10 Jul 2023 13:49

Single Tax in Ukraine has turned into a tool for tax reduction rather than reducing compliance burden for small businesses - IMF

MOSCOW. July 10 (Interfax) - The International Monetary Fund has criticized separate aspects of Ukraine's Single Tax System, pointing to opportunities for arbitrage between tax groups and for reducing taxes instead of its stated aim of easing the compliance burden for small businesses.

"Diagnostics of the ST framework have identified several shortcomings of the system: multiple rates and variations in tax base enable arbitrage between the ST tax groups, Ukrainian media quoted a policy discussion posted on the IMF website on Friday following the first review under the under the Extended Fund Facility.

"The ST became a tool for tax reduction rather than reducing the compliance burden for small businesses. Attractive concessions in the form of low effective rates are granted to legal entities and professionals, who would not be eligible for an ST regime in the rest of the world," IMF experts said.

They said ST taxpayers can strategically minimize their tax burden by repeatedly switching between the general income tax system and the ST system. This allows them to take advantage of the general system's loss carry-forward rule during periods of investment by opting-in to that regime at the start of the year but transiting back to the low-rate ST when the business, after the initial investment period, turns profitable.

IMF experts said complex criteria for group membership leaves room for discretion and complicates enforcement.

Separately, the IMF criticizes the 2% ST rate introduced after the crisis began, however the Rada has already passed a law on its abolition from August 1 this year.
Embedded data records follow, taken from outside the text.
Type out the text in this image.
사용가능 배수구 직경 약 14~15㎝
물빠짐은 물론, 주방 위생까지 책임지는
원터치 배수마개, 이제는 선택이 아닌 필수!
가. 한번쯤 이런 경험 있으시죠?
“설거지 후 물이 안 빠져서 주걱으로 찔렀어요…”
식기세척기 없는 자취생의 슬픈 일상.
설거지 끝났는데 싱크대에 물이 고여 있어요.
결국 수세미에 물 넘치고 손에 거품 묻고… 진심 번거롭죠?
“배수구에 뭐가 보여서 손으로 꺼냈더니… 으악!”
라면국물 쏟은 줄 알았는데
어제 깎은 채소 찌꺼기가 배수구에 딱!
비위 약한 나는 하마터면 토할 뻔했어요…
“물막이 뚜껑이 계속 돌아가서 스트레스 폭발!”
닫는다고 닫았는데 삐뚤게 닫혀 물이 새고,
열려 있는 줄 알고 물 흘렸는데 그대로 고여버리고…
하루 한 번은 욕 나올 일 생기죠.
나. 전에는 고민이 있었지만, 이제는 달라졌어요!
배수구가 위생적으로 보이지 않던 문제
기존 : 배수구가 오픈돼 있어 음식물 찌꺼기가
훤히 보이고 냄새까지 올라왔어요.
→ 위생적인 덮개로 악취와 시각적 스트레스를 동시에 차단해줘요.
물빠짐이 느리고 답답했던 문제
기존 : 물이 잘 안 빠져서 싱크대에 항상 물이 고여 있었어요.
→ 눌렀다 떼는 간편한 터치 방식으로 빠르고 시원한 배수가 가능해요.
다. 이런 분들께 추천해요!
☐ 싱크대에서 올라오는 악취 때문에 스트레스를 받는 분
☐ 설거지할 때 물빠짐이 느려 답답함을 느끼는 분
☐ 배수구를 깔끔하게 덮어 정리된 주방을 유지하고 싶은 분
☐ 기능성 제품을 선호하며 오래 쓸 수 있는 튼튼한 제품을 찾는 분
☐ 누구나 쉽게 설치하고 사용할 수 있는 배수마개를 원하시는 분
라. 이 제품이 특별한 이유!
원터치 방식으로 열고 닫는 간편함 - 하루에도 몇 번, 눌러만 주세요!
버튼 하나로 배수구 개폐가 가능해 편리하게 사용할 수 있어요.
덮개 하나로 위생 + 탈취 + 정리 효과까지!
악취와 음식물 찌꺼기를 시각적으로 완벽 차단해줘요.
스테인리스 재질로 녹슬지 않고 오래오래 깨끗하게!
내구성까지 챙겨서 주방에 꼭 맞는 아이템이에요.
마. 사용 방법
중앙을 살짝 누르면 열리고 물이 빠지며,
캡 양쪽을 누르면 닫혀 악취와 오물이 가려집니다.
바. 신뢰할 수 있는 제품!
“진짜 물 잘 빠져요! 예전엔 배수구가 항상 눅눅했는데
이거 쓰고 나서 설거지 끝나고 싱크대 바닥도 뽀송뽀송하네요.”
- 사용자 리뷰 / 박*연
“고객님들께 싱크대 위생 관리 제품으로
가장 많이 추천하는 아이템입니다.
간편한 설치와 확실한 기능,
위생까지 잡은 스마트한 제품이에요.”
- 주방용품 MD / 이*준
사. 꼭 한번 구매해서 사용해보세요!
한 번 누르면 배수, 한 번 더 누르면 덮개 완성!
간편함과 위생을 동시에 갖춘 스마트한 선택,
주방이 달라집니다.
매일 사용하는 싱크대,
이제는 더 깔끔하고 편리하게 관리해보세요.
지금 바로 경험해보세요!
The ST regime also creates a double challenge for the overall consistency and functioning of the income tax system, the IMF said. Its experts said the ST system in its present form in Ukraine particularly incentivizes the most profitable taxpayers to opt into the system, capping tax liabilities, underreporting and hiding turnover.

For labor taxation and labor informality, the ST is even more problematic given that numerous companies and individuals opt for self-employment status under the ST instead of a standard labor contract, making them eligible for much lower tax payments, the IMF said.

"Unjustified self-employment, an issue in many countries, is of prime importance in Ukraine. It introduces distortions, in particular because social security contributions are levied on the basis of the minimum statutory wage irrespective of hours worked, implying a lower effective rate for those who work longer hours," the IMF said.

The IMF said Ukraine introduced the ST system in 1998, however, since that time it has changed substantially and expanded compared to the initial goals. ST taxpayers are divided among four groups, it said. Over 2018-2022, the number of ST taxpayers grew 25% to about 2 million taxpayers and generated relatively stable tax revenues of approximately 0.9% of GDP during 2020-2022, the IMF said.